Tacke arbeitete nach dem 2. Weltkrieg daran, das Auslandsgeschäft des Konzerns wieder zu beleben.

Der Vermerk ist brisant: Tacke habe damals die "unumstößliche Überzeugung" geäußert, dass "man das Auslandsgeschäft nur betreiben könne, wenn man 'NA' (nützliche Aufwendungen) zahle und dafür die notwendigen Instrumente schaffe, sprich schwarze Kassen", schreibt der "Spiegel".

Zwar wollte Franz das System des Schmierens offenbar beenden: Dem Vermerk zufolge wollte er 1989 seine Vorstandskollegen davor gewarnt haben, das Schmiergeldsystem weiter fortzuführen.

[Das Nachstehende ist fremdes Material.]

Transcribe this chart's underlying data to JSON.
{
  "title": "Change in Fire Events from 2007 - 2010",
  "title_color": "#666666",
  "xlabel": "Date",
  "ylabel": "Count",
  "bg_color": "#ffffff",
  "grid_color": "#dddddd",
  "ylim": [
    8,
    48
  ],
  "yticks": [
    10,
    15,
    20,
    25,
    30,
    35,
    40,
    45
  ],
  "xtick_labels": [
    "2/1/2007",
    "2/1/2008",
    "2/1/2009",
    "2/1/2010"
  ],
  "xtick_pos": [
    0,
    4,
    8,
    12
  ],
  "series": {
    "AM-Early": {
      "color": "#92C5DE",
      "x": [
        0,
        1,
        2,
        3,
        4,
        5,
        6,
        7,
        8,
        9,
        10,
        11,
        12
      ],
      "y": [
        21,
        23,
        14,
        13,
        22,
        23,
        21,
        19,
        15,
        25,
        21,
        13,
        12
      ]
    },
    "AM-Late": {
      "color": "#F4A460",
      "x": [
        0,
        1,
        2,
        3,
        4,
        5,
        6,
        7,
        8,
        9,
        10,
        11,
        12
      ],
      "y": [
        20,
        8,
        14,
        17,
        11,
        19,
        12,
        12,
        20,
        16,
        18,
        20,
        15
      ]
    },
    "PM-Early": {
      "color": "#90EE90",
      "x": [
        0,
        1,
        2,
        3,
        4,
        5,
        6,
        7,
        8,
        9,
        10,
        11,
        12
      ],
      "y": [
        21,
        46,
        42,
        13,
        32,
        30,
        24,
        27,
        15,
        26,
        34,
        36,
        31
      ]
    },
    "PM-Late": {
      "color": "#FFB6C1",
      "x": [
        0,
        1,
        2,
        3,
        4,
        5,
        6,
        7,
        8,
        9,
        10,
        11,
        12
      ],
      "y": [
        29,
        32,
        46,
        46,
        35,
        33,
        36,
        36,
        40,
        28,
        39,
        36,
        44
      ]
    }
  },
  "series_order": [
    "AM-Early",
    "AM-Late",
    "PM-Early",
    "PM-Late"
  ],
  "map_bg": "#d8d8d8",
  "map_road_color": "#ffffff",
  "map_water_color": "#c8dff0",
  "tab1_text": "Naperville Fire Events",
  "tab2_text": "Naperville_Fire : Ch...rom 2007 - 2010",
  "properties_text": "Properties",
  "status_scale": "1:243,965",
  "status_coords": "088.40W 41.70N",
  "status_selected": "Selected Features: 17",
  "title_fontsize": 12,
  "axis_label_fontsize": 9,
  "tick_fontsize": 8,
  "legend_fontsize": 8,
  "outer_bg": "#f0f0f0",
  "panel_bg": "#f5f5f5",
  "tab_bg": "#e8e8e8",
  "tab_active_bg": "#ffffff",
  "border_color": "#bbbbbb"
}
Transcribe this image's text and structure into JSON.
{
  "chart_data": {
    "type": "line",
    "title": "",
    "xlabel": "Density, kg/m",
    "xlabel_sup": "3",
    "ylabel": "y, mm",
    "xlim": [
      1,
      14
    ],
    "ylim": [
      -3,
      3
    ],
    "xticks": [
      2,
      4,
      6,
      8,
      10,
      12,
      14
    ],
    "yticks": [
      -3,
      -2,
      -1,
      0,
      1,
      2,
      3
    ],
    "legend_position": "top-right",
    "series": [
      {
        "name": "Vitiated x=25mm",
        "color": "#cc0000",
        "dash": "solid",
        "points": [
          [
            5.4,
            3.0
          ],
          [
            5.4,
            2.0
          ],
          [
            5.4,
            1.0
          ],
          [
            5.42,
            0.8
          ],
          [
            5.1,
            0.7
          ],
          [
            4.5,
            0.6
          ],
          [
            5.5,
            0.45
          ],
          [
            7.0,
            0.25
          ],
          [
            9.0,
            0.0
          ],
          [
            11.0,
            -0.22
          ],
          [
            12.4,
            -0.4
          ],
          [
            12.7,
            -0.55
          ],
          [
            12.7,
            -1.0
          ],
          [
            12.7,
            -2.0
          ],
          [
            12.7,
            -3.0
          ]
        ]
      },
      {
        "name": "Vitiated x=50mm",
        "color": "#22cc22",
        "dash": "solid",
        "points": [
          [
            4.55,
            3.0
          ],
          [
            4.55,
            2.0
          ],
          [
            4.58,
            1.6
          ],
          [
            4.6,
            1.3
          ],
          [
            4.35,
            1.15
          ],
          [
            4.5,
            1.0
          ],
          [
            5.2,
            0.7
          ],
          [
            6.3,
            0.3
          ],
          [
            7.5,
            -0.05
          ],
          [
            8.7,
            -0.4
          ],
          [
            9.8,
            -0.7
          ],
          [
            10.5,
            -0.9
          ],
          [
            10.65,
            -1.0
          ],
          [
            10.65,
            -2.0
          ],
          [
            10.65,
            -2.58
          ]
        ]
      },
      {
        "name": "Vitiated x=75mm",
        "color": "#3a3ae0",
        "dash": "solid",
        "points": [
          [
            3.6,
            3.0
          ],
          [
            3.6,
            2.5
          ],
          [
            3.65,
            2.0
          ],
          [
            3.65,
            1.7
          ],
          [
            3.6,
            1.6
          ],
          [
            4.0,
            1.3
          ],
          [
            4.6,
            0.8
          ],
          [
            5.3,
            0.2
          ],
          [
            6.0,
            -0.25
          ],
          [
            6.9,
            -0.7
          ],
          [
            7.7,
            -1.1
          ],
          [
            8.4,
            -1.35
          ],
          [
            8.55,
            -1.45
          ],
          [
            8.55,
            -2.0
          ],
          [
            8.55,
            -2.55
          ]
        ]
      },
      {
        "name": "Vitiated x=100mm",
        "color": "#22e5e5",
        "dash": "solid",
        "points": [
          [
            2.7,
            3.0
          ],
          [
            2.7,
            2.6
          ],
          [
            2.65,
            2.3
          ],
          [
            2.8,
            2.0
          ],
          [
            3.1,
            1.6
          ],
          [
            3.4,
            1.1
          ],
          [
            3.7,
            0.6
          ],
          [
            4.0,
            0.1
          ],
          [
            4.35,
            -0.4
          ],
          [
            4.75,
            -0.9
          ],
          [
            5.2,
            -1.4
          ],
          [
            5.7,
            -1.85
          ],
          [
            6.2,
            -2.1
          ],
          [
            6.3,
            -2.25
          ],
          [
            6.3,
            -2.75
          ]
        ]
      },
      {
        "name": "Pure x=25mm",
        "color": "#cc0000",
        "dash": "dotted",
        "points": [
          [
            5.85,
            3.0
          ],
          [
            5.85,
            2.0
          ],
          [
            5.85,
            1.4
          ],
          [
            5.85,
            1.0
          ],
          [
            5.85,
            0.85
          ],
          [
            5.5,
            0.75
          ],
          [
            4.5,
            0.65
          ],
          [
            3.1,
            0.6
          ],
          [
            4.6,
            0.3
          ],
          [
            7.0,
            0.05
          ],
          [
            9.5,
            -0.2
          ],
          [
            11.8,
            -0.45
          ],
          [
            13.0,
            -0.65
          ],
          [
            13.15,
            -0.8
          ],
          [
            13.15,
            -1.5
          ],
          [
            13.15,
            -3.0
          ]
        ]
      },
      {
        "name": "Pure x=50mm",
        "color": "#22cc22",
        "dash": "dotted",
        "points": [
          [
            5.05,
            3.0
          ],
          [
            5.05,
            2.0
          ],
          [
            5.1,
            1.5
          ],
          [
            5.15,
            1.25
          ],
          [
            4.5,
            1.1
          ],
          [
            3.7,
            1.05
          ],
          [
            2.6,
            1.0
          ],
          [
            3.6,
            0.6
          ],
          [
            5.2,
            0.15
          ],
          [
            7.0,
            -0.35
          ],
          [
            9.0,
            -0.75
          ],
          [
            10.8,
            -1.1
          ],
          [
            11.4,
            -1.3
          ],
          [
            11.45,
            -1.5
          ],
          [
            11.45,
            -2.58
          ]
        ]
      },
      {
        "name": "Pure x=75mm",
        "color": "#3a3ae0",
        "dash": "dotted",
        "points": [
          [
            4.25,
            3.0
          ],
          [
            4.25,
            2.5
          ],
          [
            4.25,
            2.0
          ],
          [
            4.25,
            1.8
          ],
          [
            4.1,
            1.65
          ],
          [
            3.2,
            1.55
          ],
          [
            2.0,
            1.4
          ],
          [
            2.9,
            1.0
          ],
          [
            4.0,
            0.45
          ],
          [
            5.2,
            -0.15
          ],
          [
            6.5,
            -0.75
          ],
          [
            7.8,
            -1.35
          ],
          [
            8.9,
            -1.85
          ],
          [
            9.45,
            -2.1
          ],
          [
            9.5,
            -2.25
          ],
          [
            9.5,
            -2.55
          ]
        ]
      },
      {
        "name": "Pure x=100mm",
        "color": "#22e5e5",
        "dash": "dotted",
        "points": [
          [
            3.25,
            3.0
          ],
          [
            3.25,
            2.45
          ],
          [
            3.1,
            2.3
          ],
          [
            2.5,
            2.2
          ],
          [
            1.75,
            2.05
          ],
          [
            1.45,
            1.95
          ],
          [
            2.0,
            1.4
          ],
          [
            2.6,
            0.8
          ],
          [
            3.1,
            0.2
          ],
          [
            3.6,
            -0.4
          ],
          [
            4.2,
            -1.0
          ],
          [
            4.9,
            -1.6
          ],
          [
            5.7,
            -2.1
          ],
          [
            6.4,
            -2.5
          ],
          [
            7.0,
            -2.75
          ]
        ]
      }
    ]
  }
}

Doch: "Meine Kollegen haben mich beschimpft und von 30 Prozent weniger Auftragseingang gesprochen und die Firmenpleite an die Wand gemalt", zitiert ihn das Magazin. Als die Münchener Staatsanwaltschaft damit begonnen habe, das Schmiergeldsystem bei Siemens aufzudecken, sah Franz als einzigen Ausweg, "das Unternehmen absolut sauberzumachen".

Die Staatsanwaltschaft München ermittelt gegen Ex-Siemens-Chef Heinrich von Pierer und weitere Mitglieder der ehemaligen Siemens-Führungsspitze wegen Verletzung der Aufsichtspflicht im Rahmen eines Ordnungswidrigkeitenverfahrens.

Pierer selbst hatte stets jede Verstrickung in den Schmiergeld-Skandal, in dem es um dubiose Zahlungen von 1,3 Milliarden Euro geht, von sich gewiesen. Er hatte auch angekündigt, sich gegen die Schadenersatzforderungen des Konzerns zur Wehr zu setzen.